In mammals there are often multiple versions of the same miRNA genes which makes them difficult to study by using gene deletion approaches, and conventional in situ hybridisation experiments are unreliable as miRNAs are too short to generate a signal. Now, researchers have developed a way of using antisense - oligonucleotides that bind to and block RNA - to knock out specific miRNA sequences.
The technique stops the miRNA fulfilling its function in the cell, and researchers can look at the effects of this to help identify its role.
And if it turns out that miRNA are indeed involved in the control of gene transcription - and studies suggest that the proportion of the genome made up by transcription factors is very close to that taken up by these sequences - then miRNA could emerge as a new target for interventions aimed at treating disease, or as a therapeutic in its own right.

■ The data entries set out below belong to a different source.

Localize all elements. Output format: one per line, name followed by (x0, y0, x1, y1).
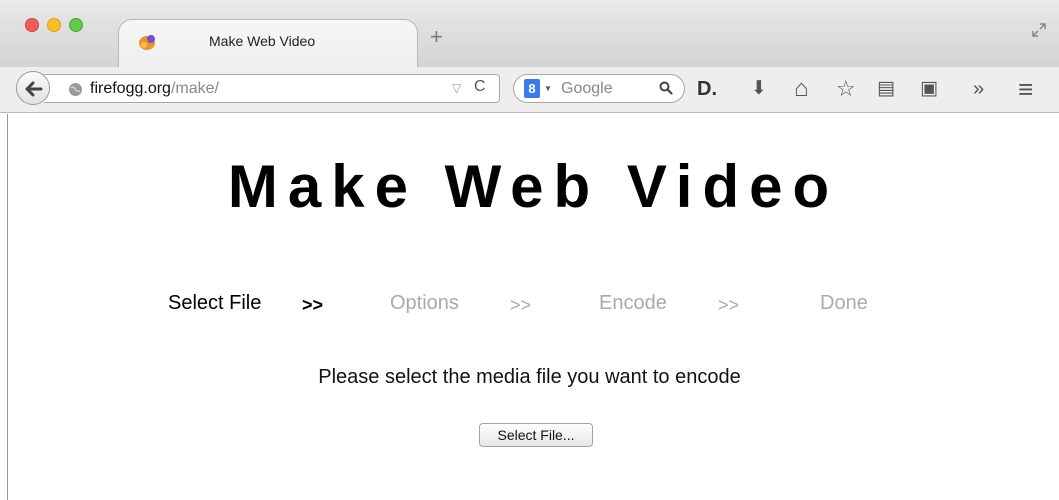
title-bar: Make Web Video + (0, 0, 1059, 67)
url-text[interactable]: firefogg.org/make/ (90, 80, 219, 98)
step-separator: >> (718, 295, 740, 315)
page-content: Make Web Video Select File >> Options >>… (0, 114, 1059, 500)
tab-make-web-video[interactable]: Make Web Video (118, 19, 418, 67)
close-window-button[interactable] (25, 18, 39, 32)
bookmark-star-icon[interactable]: ☆ (836, 77, 856, 101)
google-engine-icon[interactable]: 8 (524, 79, 540, 98)
globe-icon (68, 82, 83, 97)
minimize-window-button[interactable] (47, 18, 61, 32)
evernote-icon[interactable]: ▣ (920, 77, 938, 101)
back-button[interactable] (16, 71, 50, 105)
search-engine-dropdown-icon[interactable]: ▼ (544, 84, 552, 93)
url-path: /make/ (170, 80, 219, 97)
url-bar[interactable]: firefogg.org/make/ ▽ C (44, 74, 500, 103)
instruction-text: Please select the media file you want to… (318, 366, 741, 388)
step-done: Done (820, 292, 868, 314)
url-history-dropdown-icon[interactable]: ▽ (452, 81, 461, 95)
step-options: Options (390, 292, 459, 314)
search-icon[interactable] (659, 81, 673, 100)
step-separator: >> (510, 295, 532, 315)
reload-icon[interactable]: C (474, 78, 486, 96)
readability-icon[interactable]: D. (697, 77, 717, 101)
new-tab-button[interactable]: + (430, 26, 443, 48)
page-title: Make Web Video (227, 153, 840, 220)
step-select-file: Select File (168, 292, 262, 314)
tab-title: Make Web Video (209, 33, 316, 49)
select-file-button[interactable]: Select File... (479, 423, 593, 447)
home-icon[interactable]: ⌂ (794, 77, 809, 101)
zoom-window-button[interactable] (69, 18, 83, 32)
reading-list-icon[interactable]: ▤ (877, 77, 895, 101)
step-separator: >> (302, 295, 324, 315)
fullscreen-icon[interactable] (1031, 22, 1047, 38)
download-icon[interactable]: ⬇ (751, 77, 767, 101)
url-host: firefogg.org (90, 80, 171, 97)
search-input[interactable]: Google (561, 80, 613, 98)
step-encode: Encode (599, 292, 667, 314)
back-arrow-icon (25, 81, 43, 97)
firefogg-favicon-icon (138, 33, 158, 51)
navigation-toolbar: firefogg.org/make/ ▽ C 8 ▼ Google D. ⬇ ⌂… (0, 67, 1059, 113)
menu-icon[interactable]: ≡ (1018, 76, 1033, 102)
search-bar[interactable]: 8 ▼ Google (513, 74, 685, 103)
step-progress: Select File >> Options >> Encode >> Done (0, 292, 1059, 322)
overflow-chevron-icon[interactable]: » (973, 77, 984, 101)
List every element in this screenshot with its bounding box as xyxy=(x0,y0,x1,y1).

The researchers have developed a way of modifying antisense sequences chemically so that they can effectively bind to miRNA. They created oligonucleotides that bind with the miRNA sequence and stabilised them using a 2'-O-methyl group side chain.
This prevents the antisense compound from breaking down, but does not interfere with its binding activity. The process can be used to knock out miRNA in cells, tissues and even in vivo, they report, allowing researchers an unprecedented glimpse at the regulatory roles and mechanisms that lie behind RNA's effects on gene function.
They first tested the approach in slightly longer RNA sequences, known as small interfering RNA (siRNA), that are already the subject of intensive research for their ability to inhibit gene expression. The results indicated that the inhibitor could block the activity of an siRNA sequence designed to switch off the gene for luciferase, a commonly-used marker gene that produces a fluorescent protein.
The acid test of the approach, however, came when they used the technique to knock out one of the handful of miRNAs whose function is already described.
They constructed an oligonucleotide inhibitor based on the sequence of a microRNA called let-7, which blocks the production of the protein Lin-41 and is important for proper developmental timing in roundworm larvae. Larvae injected with the oligonucleotide had the exact features of a let-7 deficient worm, showing that the inhibitor did indeed block this microRNA's function.
Other challenges remain before miRNAs can break out as a real prospect in drug discovery. For example, no-one has been able to isolate a complex between an miRNA and its target in order to explore the mechanism of gene repression further.
However, the research also uncovered clues into the mechanisms behind siRNA's ability to silence genes. Using different concentrations of siRNA and the antisense sequence, they established that a protein seems to be involved in the formation of the RNA-induced silencing complex (RISC) that inactivates genes. This protein acts as a rate-limiting step, so above a threshold level adding more siRNA does not lead to the formation of any more RISCs.
And this will have an impact on genetic studies that use RNA interference to uncover the function of sequenced, but unknown, genes; knowing the minimum required concentration of siRNA, researchers can avoid a buildup and any unwanted cell activity that goes along with it.